Seeds and Stems. by Simon Hanselmann. Fantagraphics, 2020. 360pp. $29.99.
It is fitting to talk about Simon Hanselmann after having recently reviewed Comic Art in Museums since Hanselmann is the perfect example of a contemporary cartoonist on display within rarefied museum walls. Last year, was the show, Simon Hanselmann: Bad Gateway (April 12-Aug 11), in Seattle at the Bellevue Arts Museum. 2019 also had shows in Spain and France. Well, it’s all very fascinating since the adventures of Megg, Mogg and Owl are not rarefied at all–in fact, they are downright scatological! It’s material that would make the original ’60s underground comix creators proud. What is most compelling about Hanselmann’s work is how fiercely uninhibited it all is. A world where a witch is in a sexual relationship with a cat and a werewolf is perpetually engaged in drunken orgies with vampires is not something that just suddenly pops out of nowhere. It comes from a determined mind. A mind that takes creative risks and likes to work on the razor’s edge.
Simon Hanselmann is a serious artist making some of the most surreal and irreverent art: original, driven and purposeful. Seeds and Stems is the latest book with Fantagraphics; it collects numerous short works by Hanselmann and it helps explore the creative process. Much of it springs from work that originally appeared as minicomics. Hanselmann became a big name only a few years ago, circa 2013, around the time of a newspaper-format comic with Floating World Comics. Fans quickly grew from Hanselmann’s Girl Mountain on Tumblr. Megahex, from 2014, certainly cemented his reputation. You can read my review here. It was zines, then webcomics, books, then more zines. Seeds and Stems collects minicomic work going as far back as 2009, with most of the book covering 2016 up to 2019.

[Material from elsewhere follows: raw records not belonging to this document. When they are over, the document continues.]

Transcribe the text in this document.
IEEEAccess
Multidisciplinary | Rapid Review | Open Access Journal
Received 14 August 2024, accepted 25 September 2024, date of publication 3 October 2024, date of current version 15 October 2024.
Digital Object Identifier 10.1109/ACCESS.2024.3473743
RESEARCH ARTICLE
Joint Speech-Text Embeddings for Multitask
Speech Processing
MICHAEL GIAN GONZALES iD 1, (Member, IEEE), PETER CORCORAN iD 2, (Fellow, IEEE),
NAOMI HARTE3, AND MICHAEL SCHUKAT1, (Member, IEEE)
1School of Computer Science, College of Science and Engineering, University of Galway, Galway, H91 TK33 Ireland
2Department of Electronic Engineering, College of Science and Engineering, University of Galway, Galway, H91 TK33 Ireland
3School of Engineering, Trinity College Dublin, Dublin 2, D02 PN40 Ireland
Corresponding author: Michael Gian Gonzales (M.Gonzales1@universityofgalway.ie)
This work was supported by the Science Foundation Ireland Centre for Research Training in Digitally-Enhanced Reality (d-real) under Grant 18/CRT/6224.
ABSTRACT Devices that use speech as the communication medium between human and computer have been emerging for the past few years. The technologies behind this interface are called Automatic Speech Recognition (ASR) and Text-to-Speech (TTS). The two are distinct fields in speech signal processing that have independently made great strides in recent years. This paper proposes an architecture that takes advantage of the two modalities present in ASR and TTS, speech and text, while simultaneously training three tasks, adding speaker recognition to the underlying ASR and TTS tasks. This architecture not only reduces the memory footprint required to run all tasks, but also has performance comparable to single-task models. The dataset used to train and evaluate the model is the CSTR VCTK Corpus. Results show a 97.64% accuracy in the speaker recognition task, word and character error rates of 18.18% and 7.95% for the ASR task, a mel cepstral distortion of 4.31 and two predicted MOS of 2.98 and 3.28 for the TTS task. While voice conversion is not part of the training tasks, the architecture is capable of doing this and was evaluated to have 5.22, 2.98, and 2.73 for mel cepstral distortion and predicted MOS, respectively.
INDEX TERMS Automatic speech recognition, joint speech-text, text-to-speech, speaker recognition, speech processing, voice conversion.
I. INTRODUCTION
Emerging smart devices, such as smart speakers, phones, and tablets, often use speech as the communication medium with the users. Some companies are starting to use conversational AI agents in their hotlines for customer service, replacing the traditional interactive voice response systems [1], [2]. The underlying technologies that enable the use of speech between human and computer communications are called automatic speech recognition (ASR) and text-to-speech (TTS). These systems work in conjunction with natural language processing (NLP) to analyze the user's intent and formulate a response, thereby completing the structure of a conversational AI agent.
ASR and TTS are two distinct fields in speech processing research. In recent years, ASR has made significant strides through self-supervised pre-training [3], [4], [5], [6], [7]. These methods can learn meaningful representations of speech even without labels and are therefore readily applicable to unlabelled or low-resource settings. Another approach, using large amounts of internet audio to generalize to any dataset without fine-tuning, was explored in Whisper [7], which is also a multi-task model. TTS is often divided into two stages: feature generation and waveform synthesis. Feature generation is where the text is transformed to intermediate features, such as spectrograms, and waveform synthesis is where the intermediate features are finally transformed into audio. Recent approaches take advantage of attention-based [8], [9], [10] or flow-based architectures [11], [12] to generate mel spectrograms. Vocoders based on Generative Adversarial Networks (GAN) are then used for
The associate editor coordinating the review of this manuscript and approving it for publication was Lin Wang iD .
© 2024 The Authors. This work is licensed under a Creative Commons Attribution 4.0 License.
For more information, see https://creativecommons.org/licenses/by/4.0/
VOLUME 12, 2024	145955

If you enjoy rummaging through B-sides and learning about the creative process, then Seeds and Stem will be most satisfying. The world of minicomics is, at its core, the entry point for emerging new talent but it can also serve as an ongoing platform for established artists. Minicomics, as the name implies, are rather humble home-made projects. That’s not to say that a minicomic is to be dismissed as amateurish, although many an aspiring cartoonist would fit that profile. To some degree, you can think of them as comparable to an open mic night at a comedy club. Minicomics are very flexible, open to being very experimental and even treated more like a sketchbook than finished work. So too with young comics on stage not bothering with appearances and reading material right off their phone. That said, minicomics can also be highly polished works all to themselves. With that in mind, you are in for a treat with this collection.